Four Year OD Program
This program prepares you for a career as a clinician, researcher, or educator. Our unique elective program provides you with the opportunity for advanced education in an area of personal interest with options for pursuing a postgraduate education.
The curriculum of the four-year program is organized and delivered through four departments: Vision Sciences, Biomedical Sciences and Disease, Primary Care, and Specialty and Advanced Care. Each course is developed as one step in a sequence designed to facilitate each student’s mastery of the knowledge and skills required of an optometric professional capable of managing conditions of the human eye and visual system.
The Department of Vision Sciences provides course material leading to an understanding of the theory and application of optics as well as the structure and function of the normal and abnormal visual system. To that end, the content of the vision science curriculum is presented within four general areas: optics, vision testing, binocular vision and visual neuroscience.
The Department of Biomedical Sciences and Disease courses provide the student with an understanding of the normal and abnormal structure and function of the human organism. A background is provided in the following areas: fundamental anatomical and biochemical mechanisms; physiological, immunological, and pathological processes; the diagnosis, treatment, and management of ocular disease.
The Department of Primary Care provides classroom education, technical workshops, and clinical training to help students develop their patient care skills and to understand the role of optometric care within the greater health care delivery system.

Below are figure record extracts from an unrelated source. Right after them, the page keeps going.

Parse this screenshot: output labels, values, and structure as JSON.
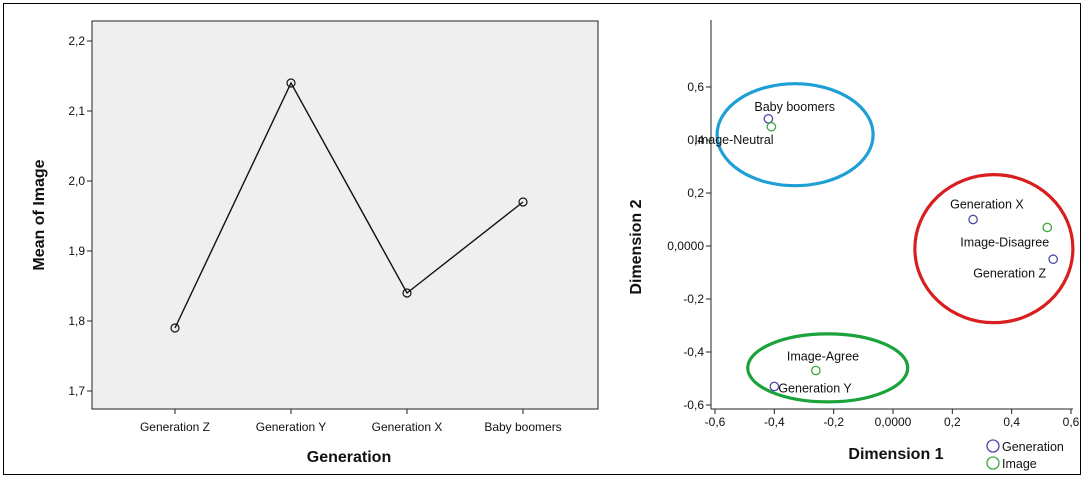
{
  "chart_data": [
    {
      "type": "line",
      "categories": [
        "Generation Z",
        "Generation Y",
        "Generation X",
        "Baby boomers"
      ],
      "values": [
        1.79,
        2.14,
        1.84,
        1.97
      ],
      "xlabel": "Generation",
      "ylabel": "Mean of Image",
      "ylim": [
        1.7,
        2.2
      ],
      "yticks": [
        "1,7",
        "1,8",
        "1,9",
        "2,0",
        "2,1",
        "2,2"
      ],
      "background": "#efefef",
      "grid": false
    },
    {
      "type": "scatter",
      "xlabel": "Dimension 1",
      "ylabel": "Dimension 2",
      "xlim": [
        -0.6,
        0.6
      ],
      "ylim": [
        -0.6,
        0.6
      ],
      "xticks": [
        "-0,6",
        "-0,4",
        "-0,2",
        "0,0000",
        "0,2",
        "0,4",
        "0,6"
      ],
      "yticks": [
        "-0,6",
        "-0,4",
        "-0,2",
        "0,0000",
        "0,2",
        "0,4",
        "0,6"
      ],
      "grid": false,
      "legend_position": "bottom-right",
      "series": [
        {
          "name": "Generation",
          "color": "#4a4aa8",
          "points": [
            {
              "label": "Baby boomers",
              "x": -0.42,
              "y": 0.48
            },
            {
              "label": "Generation X",
              "x": 0.27,
              "y": 0.1
            },
            {
              "label": "Generation Z",
              "x": 0.54,
              "y": -0.05
            },
            {
              "label": "Generation Y",
              "x": -0.4,
              "y": -0.53
            }
          ]
        },
        {
          "name": "Image",
          "color": "#3fa83f",
          "points": [
            {
              "label": "Image-Neutral",
              "x": -0.41,
              "y": 0.45
            },
            {
              "label": "Image-Disagree",
              "x": 0.52,
              "y": 0.07
            },
            {
              "label": "Image-Agree",
              "x": -0.26,
              "y": -0.47
            }
          ]
        }
      ],
      "clusters": [
        {
          "name": "blue-cluster",
          "color": "#1e9fd6"
        },
        {
          "name": "red-cluster",
          "color": "#d81e1e"
        },
        {
          "name": "green-cluster",
          "color": "#1aa33a"
        }
      ]
    }
  ]
}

Emphasis is placed on balancing scientific knowledge, technical expertise, problem-solving ability and personal interactions to stimulate doctors-in-training to become competent, compassionate, eye care professionals. Clinical assignments are selected based upon their offering diverse patient populations, exposure to state of the art instrumentation, and supervisory faculty who are committed to both patient care and education.

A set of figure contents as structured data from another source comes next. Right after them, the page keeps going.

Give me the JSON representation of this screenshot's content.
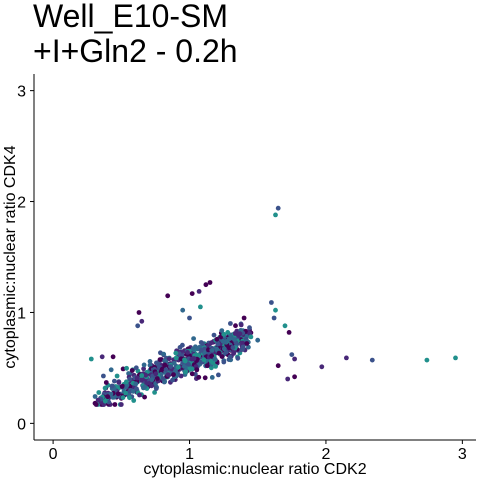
{
  "chart_data": {
    "type": "scatter",
    "title_lines": [
      "Well_E10-SM",
      "+I+Gln2 - 0.2h"
    ],
    "xlabel": "cytoplasmic:nuclear ratio CDK2",
    "ylabel": "cytoplasmic:nuclear ratio CDK4",
    "xlim": [
      -0.14,
      3.1
    ],
    "ylim": [
      -0.15,
      3.15
    ],
    "x_ticks": [
      "0",
      "1",
      "2",
      "3"
    ],
    "y_ticks": [
      "0",
      "1",
      "2",
      "3"
    ],
    "grid": false,
    "legend": "none",
    "colors": [
      "#440154",
      "#3b528b",
      "#21908c",
      "#482878",
      "#31688e"
    ],
    "cloud": {
      "point_count": 700
    },
    "outliers": [
      {
        "x": 1.65,
        "y": 1.94,
        "c": 1
      },
      {
        "x": 1.63,
        "y": 1.88,
        "c": 2
      },
      {
        "x": 1.15,
        "y": 1.27,
        "c": 0
      },
      {
        "x": 1.12,
        "y": 1.25,
        "c": 0
      },
      {
        "x": 1.07,
        "y": 1.19,
        "c": 3
      },
      {
        "x": 0.84,
        "y": 1.15,
        "c": 0
      },
      {
        "x": 1.02,
        "y": 1.17,
        "c": 0
      },
      {
        "x": 0.63,
        "y": 1.0,
        "c": 0
      },
      {
        "x": 0.65,
        "y": 0.92,
        "c": 3
      },
      {
        "x": 0.62,
        "y": 0.88,
        "c": 1
      },
      {
        "x": 1.6,
        "y": 1.09,
        "c": 1
      },
      {
        "x": 1.63,
        "y": 1.02,
        "c": 2
      },
      {
        "x": 1.62,
        "y": 0.95,
        "c": 1
      },
      {
        "x": 1.7,
        "y": 0.88,
        "c": 2
      },
      {
        "x": 1.73,
        "y": 0.82,
        "c": 0
      },
      {
        "x": 1.75,
        "y": 0.62,
        "c": 1
      },
      {
        "x": 1.77,
        "y": 0.58,
        "c": 3
      },
      {
        "x": 1.65,
        "y": 0.52,
        "c": 0
      },
      {
        "x": 1.72,
        "y": 0.4,
        "c": 3
      },
      {
        "x": 1.77,
        "y": 0.42,
        "c": 0
      },
      {
        "x": 1.97,
        "y": 0.51,
        "c": 3
      },
      {
        "x": 2.15,
        "y": 0.59,
        "c": 3
      },
      {
        "x": 2.34,
        "y": 0.57,
        "c": 1
      },
      {
        "x": 2.74,
        "y": 0.57,
        "c": 2
      },
      {
        "x": 2.95,
        "y": 0.59,
        "c": 2
      },
      {
        "x": 0.28,
        "y": 0.58,
        "c": 2
      },
      {
        "x": 0.36,
        "y": 0.6,
        "c": 3
      },
      {
        "x": 0.4,
        "y": 0.24,
        "c": 0
      },
      {
        "x": 0.35,
        "y": 0.22,
        "c": 1
      },
      {
        "x": 0.33,
        "y": 0.21,
        "c": 3
      },
      {
        "x": 1.42,
        "y": 0.72,
        "c": 0
      },
      {
        "x": 1.5,
        "y": 0.75,
        "c": 4
      },
      {
        "x": 1.28,
        "y": 0.82,
        "c": 2
      },
      {
        "x": 1.45,
        "y": 0.78,
        "c": 2
      },
      {
        "x": 0.44,
        "y": 0.6,
        "c": 0
      },
      {
        "x": 1.0,
        "y": 0.95,
        "c": 1
      },
      {
        "x": 1.08,
        "y": 1.05,
        "c": 2
      },
      {
        "x": 0.95,
        "y": 1.02,
        "c": 4
      },
      {
        "x": 1.4,
        "y": 0.95,
        "c": 0
      },
      {
        "x": 1.3,
        "y": 0.9,
        "c": 1
      }
    ]
  }
}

The Department of Specialty and Advanced Care offers courses and clinical programs that encompass the specific background, skills, clinical insights, and patient-management capabilities required of optometrists within the specialized clinical realm of contact lenses, low vision, and pediatric optometry and binocular vision. The curriculum provides a foundation that integrates basic science with clinical science and is directly related to the provision of clinical care of patients within these specialized subject areas.
Clinical experiences enable students to become competent optometric professionals who can integrate scientific knowledge with clinical insights to diagnose, treat, and manage visual and ocular problems. Students learn to recognize the ocular manifestations of systemic disease and to understand their management. The preceptor-ship method is used throughout the program. It calls for supervision by licensed and experienced faculty, with students assuming more responsibility as their training and education progresses. The students’ final year is entirely clinical with assignments available in an array of diverse practice settings and locations. It is expected that all of our students maintain the highest professional and ethical values while striving for excellence and compassion in patient care.
The application process is described in detail on our website. Additional information and application packets are available in the Office of Student Admissions at 1-800-824-5526 or firstname.lastname@example.org
The New England College of Optometry is accredited by the Accreditation Council on Optometric Education (ACOE) of the American Optometric Association and by the Commission on Institutions of Higher Education (CIHE) of the New England Association of Schools & Colleges, Inc. Both ACOE and CIHE and their respective associations are recognized by the Council of Post-Secondary Accreditation.